Simple to grasp, but perceived as difficult to execute, this was another common differentiator of top performers. In reality, the difficulty of customized messaging (meaning templates that are customized, not totally unique emails to each contact) is tied closely to time spent prospecting. The more time spent in the prospecting and segmentation phase, the easier it is to quickly personalize each message with relevant content.

“Some managers become so consumed in economies of scale, by proxy they end up devaluing the person who is on the receiving end of a pitch. However, when it comes to placements with high-authority publishers, taking the time to personalize each pitch is key to success. By scouring personal blogs, social media networks, and author archives, you establish knowledge that allows you to nurture an authentic relationship with each writer.  

 

This long-term relationship-building strategy fosters name recognition and affinity for individuals on your team as well as your business. Over time, you’ll go from sending individual pitches to seeing top-tier writers reaching out to you for content and quotes.”

4. Leveraging Existing Relationships

Groups that have an established outreach program and a well-maintained contact database regularly leverage their relationships for future progress in two ways. First, as previously discussed, they will reference their relationships in their outreach to boost replies.
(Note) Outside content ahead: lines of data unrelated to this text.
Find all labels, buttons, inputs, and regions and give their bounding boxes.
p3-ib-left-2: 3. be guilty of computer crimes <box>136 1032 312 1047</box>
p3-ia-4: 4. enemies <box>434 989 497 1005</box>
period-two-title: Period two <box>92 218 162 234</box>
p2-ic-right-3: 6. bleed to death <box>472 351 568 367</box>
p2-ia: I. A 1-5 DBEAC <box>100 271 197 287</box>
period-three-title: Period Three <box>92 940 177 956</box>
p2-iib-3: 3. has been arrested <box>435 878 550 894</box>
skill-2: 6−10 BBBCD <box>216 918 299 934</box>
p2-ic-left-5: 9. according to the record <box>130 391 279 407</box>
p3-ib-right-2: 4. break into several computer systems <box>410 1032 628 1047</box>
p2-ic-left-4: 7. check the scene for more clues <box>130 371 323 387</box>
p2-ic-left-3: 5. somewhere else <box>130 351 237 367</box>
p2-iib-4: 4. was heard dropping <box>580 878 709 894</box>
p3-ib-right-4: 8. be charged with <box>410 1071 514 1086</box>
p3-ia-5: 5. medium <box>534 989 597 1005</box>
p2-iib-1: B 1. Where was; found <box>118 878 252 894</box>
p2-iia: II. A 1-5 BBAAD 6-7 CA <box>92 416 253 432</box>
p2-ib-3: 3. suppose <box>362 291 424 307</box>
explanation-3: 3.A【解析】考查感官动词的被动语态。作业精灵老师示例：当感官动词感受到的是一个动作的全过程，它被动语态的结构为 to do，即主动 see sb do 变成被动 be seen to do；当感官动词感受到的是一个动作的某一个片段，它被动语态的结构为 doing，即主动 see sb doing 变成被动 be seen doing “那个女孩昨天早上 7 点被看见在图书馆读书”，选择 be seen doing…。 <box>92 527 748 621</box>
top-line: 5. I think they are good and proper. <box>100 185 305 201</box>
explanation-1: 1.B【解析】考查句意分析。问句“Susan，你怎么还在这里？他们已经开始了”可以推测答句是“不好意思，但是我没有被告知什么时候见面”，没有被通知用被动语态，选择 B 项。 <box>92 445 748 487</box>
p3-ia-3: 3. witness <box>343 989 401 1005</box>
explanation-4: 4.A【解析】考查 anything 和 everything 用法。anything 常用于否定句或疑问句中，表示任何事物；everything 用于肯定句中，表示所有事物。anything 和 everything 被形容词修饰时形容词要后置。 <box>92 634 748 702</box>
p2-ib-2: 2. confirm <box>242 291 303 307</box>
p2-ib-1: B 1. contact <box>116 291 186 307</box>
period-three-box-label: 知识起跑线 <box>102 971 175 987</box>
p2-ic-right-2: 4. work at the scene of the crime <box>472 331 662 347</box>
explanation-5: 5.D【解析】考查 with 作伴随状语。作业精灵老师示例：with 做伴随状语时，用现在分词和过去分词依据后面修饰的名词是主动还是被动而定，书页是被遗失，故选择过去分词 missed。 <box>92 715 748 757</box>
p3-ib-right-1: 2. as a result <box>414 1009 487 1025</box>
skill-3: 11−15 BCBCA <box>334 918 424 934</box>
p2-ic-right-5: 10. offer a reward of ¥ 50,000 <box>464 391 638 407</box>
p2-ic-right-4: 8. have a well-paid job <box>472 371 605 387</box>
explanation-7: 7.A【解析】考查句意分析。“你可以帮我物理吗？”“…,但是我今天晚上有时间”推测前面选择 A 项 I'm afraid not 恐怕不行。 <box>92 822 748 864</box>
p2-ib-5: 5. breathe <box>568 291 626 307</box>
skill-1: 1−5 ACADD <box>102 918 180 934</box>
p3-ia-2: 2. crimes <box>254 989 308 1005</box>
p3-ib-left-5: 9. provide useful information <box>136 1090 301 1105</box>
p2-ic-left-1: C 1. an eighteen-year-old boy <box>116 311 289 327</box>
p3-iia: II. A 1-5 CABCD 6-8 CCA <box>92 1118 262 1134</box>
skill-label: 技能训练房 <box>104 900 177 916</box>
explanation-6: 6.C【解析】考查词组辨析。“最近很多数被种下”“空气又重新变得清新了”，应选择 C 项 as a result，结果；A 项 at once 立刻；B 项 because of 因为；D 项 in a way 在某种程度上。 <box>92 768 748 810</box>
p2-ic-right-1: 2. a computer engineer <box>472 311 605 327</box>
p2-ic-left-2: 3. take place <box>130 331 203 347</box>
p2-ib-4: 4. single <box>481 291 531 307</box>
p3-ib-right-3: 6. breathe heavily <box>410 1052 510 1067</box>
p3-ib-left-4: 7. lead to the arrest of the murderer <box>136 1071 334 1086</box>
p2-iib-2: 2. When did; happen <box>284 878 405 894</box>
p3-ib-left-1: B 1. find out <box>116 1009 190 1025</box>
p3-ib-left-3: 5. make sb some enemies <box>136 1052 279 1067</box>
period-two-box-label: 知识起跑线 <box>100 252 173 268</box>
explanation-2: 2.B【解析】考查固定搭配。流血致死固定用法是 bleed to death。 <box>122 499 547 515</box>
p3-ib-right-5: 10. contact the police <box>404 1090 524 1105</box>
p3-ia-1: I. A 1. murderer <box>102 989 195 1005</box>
Second, they will use their database as a source to build their lists for subsequent similar campaigns, building on the success of their campaigns and making results more beneficial and predictable over time.

“In our experience, targeting the right journalists is paramount – what makes a great story for a finance journalist looks very different to a great story for a travel journalist, in addition to writing a great pitch, you need to send it to the right people.

 

We use our database to help us build media lists based on similar successful campaigns, which enables us to be more targeted. Plus, as we frequently have multiple people working on the same campaign, (and multiple campaigns being promoted at the same time) it important for us to keep our database well maintained so we know whether or not a particular journalist has already been contacted about a campaign we’re working on.”